The confusion of utilitarian and “great person” ideas in economics,
or why contradictory axioms are a weak foundation for deduction.
Many economists believe their social science eschews philosophy, and resembles a hard science like chemistry or physics.
It was an economist who pointed out that when people believe they’re not following a philosophy, it usually means they’re in thrall to a particularly outdated one.
Economics routinely uses utilitarian concepts. The distribution of goods, finance, materials, and ideas is managed by an “invisible hand”, or the conscious and unconscious decisions by all who participate in the “market.” Firms and people save, spend, lend, borrow, and work, choosing levels and efforts commensurate with their desires and goals. It some people seem bedazzled by snake oil, it’s because it serves their physic needs. Production and consumption, credit and interest, sum up these goals and desires.
It’s routinely assumed that whatever this total economic picture sums to, it’s the best the market can do at the time. This is the utilitarian ethos. Economists are not fond of believing that people should aim to do what’s best for the most people, the utilitarian creed. Instead they believe the market does this for them. Call it selfish utilitarianism. If everyone does what’s best for themselves, it turns out this is what’s best for all.
This is an ideology, rather than a philosophy. But it leans heavily on a version of utilitarian philosophy. At the same time, economists believe that economic development, which they hope to explain usefully, requires free, assertive, creative, dynamic individuals called entrepreneurs. It’s for this reason that economists often dislike taxation, for it weighs down the so-called prime movers of the economy.
Henry Ford brought forth modern mass produced automobiles. To economists, there would not be a mass market car without an entrepreneur like Ford. But was Ford so unique? Had he not existed, would another have taken his place? And had that person also not existed, how many more were waiting in the wings? We don’t know, but ideas often spread as if in the air. Entrepreneurs may have an edge, an insight, that gives them a head start. But by definition that means others will also run the same race.
It’s appealing to imagine that “great people” determine economic fates. But this is just an assumption. Historians haven’t found the idea particularly parsimonious, and they’re they ones who study it.
The trouble for economics is that the “great people” concept contradicts utilitarianism. Entrepreneurs almost never aim to satisfy the greatest number of people with the most of anything. Even a particularly utilitarian entrepreneurial effort, Google, seized an opening to exploit. They applied a standard from academia, the citation index, to web pages. Instead of other scholars citations, they calculated other web pages that cited one. With a lot of information migrating online, Google’s founders claimed they would catalog all the world’s data. This was a convenient untruth. They became gatekeepers to a lot of the world’s information, just as universities use citations to determine which academics get jobs.
Most new technology is developed for a market niche, and only expands when kinks are worked out and costs drop. A business sector is usually dominated by companies that serve a large audience. They are customer focused, managing output to meet existing expectations. New technology that isn’t immediately serviceable is often dismissed, because it’s unwanted by customers. New technology usually needs a fringe customer base, who aren’t on a major company’s radar.

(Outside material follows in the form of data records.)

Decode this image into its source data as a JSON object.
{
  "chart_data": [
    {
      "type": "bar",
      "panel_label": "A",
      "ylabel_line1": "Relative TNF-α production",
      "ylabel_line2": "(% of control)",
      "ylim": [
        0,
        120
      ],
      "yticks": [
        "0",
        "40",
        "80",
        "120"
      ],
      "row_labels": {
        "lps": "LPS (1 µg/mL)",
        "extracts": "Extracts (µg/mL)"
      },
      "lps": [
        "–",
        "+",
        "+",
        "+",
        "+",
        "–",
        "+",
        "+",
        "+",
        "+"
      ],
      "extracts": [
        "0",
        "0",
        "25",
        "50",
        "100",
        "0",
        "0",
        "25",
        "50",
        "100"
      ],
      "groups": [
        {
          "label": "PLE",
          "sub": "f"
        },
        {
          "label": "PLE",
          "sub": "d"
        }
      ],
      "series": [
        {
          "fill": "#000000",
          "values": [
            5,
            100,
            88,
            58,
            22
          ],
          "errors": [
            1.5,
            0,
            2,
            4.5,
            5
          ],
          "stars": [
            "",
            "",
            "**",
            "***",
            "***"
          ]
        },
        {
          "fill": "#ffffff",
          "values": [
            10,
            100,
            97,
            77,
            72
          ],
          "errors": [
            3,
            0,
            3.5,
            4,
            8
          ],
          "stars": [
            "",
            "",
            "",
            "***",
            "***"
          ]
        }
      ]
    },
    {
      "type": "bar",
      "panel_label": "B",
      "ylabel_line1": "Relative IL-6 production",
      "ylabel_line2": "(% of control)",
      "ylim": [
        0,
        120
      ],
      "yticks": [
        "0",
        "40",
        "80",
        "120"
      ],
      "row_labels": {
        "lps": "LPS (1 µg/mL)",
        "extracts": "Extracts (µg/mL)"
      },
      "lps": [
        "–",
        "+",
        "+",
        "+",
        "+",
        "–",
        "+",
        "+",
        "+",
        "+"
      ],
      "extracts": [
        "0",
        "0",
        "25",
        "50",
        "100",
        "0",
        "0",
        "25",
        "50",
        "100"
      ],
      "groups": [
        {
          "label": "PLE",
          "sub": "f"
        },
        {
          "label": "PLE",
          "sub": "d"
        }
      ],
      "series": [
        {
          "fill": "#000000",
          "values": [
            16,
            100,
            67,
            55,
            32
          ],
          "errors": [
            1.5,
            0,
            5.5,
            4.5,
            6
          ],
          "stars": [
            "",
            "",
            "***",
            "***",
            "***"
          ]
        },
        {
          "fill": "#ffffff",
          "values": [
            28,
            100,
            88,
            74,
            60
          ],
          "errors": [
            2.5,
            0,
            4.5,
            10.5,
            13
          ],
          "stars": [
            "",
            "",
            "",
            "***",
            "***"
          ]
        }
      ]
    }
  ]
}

This isn’t utilitarian. The invisible hand’s deployment of financing, of expertise, is supposed to serve the most people. That’s what the big company does. Why should money and talent be siphoned off for fringe efforts that new technology serves? Because, of course, the economist believes entrepreneurs will build the future. It’s worth the risk.
No one involved in entrepreneurial efforts believes there’s anything utilitarian about them. They routinely claim to upend the existing order.
Economics uses two hypothesis, utilitarianism and “great person” history, to base a lot of its other hypothesis on, as well as policy prescriptions. But these two guiding lights are mutually inconsistent. “Who cares,” many economists would respond.
Who cares? Science, whether social or natural, advances by making explicit one’s assumptions as hypothesis, and testing them. Contradictory hypothesis can’t begin to be a basis for testing, unless one’s goal is to select among them. Economists use their contradictory assumptions as initial axioms, as first order beliefs to deduce other ideas from. On such a weak foundation, there’s little chance that really meaningful deductions will be found.